By the fourth century, however, the heavy lids become increasingly common, eventually giving way to a new type of buddha image whose eyes are half closed in a manner akin to what is seen in the earlier northwestern (Gandhāran) sculptures. Some of the clearest examples of this transition can be seen in Sarnath. Compare the eyes of an early fifth-century buddha head with those of an earlier image (fig. 2 and fig. 5) and the differences are immediately apparent. The prominent, staring eyes are occluded behind drooping eyelids. It does not seem that the artist intended to close the Buddha’s eyes entirely, but the eyelid disrupts normal eye contact and indicates that the gaze is directed downward, even in the absence of a clearly indicated pupil.
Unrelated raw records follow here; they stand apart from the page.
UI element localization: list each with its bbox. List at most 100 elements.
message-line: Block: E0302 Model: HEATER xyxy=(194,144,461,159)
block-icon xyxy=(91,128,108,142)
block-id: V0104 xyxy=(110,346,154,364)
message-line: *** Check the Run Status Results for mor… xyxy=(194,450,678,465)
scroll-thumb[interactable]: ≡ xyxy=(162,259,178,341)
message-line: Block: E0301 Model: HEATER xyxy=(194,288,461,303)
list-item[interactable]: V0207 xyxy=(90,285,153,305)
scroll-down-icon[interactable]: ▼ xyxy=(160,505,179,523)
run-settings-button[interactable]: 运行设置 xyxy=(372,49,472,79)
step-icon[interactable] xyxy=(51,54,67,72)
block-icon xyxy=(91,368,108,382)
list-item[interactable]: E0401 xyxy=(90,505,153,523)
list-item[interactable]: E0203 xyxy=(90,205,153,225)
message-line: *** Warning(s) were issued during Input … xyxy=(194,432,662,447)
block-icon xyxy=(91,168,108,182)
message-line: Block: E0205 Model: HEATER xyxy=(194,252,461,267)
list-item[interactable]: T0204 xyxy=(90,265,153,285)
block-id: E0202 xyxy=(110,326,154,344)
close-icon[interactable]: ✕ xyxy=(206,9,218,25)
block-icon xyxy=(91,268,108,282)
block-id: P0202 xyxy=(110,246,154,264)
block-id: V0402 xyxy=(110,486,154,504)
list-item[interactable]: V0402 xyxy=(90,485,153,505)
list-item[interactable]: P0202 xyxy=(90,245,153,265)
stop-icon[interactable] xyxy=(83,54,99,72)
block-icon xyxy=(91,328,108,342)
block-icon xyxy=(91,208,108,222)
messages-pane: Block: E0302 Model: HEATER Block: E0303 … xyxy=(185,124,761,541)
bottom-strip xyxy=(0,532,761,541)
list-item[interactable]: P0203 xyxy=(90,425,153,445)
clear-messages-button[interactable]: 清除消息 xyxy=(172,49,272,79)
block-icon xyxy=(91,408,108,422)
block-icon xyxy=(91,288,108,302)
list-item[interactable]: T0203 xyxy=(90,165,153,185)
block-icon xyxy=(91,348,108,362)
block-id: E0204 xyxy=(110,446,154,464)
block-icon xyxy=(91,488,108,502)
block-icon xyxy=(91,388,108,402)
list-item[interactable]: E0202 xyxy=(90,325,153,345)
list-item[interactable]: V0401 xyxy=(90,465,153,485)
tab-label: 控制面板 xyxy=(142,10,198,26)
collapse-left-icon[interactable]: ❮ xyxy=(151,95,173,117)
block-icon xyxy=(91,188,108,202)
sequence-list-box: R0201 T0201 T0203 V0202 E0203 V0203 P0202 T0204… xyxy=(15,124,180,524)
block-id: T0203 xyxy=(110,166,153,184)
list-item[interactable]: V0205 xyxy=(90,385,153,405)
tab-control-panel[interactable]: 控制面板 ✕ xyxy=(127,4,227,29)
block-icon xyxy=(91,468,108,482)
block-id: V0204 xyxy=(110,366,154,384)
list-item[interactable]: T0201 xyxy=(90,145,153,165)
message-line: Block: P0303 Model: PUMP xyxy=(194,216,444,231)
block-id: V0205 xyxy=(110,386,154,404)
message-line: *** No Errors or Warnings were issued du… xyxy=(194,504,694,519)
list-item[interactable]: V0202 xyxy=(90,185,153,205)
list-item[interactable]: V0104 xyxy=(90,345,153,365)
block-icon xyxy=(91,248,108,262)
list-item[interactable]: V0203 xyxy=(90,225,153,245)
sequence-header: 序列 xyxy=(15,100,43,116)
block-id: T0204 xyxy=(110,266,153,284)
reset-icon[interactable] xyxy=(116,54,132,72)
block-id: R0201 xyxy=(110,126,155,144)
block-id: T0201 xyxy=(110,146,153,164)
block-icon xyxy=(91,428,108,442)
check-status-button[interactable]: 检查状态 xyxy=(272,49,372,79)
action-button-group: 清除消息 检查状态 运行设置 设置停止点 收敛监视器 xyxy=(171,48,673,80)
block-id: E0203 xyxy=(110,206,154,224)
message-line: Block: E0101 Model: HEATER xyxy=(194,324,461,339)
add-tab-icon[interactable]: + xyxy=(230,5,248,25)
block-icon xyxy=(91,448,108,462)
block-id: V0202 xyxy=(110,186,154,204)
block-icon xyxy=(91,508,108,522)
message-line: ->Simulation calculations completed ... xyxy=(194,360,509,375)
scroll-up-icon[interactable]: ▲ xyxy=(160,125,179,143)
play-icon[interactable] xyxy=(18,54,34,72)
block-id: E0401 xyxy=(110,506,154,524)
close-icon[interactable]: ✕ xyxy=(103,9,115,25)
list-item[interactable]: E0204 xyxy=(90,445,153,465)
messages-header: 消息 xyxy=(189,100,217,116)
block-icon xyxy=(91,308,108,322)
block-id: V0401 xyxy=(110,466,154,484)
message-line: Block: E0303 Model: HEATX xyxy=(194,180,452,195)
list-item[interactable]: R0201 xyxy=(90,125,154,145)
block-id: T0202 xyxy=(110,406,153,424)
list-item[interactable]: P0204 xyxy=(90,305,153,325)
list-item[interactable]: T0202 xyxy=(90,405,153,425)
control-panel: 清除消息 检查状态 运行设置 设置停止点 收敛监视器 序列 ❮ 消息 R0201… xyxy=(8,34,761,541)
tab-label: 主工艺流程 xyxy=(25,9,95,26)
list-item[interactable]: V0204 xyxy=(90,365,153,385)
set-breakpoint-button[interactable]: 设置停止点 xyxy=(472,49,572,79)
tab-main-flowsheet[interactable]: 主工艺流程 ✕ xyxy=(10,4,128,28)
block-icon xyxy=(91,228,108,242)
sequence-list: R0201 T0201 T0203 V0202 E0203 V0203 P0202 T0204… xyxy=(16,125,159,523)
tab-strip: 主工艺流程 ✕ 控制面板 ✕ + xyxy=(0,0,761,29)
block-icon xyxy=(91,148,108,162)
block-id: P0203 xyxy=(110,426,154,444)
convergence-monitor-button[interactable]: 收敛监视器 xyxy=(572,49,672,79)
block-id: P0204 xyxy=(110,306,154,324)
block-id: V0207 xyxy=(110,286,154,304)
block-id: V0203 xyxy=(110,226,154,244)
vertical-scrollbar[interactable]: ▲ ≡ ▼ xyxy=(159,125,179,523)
Although these two well-known examples make a strong contrast, there is some variation and experimentation apparent in the way the eyes were rendered during the early fourth century. In all cases, however, the eyelids are lowered enough to impede the image’s forward gaze, marking a pervasive change from earlier practices.
29
As noted previously, the shift to buddhas with downcast eyes is most apparent in territories held by the Gupta empire. While it is plausible to assume that this change was inspired by Gandhāran-style buddhas, one must still ask why at this point, after centuries of consistency, did Mathurān artists alter the way they represented the Buddha. As noted earlier, the regions had been in contact long before the Gupta period. Prior artists must have been aware of the differences yet chose not to adopt them.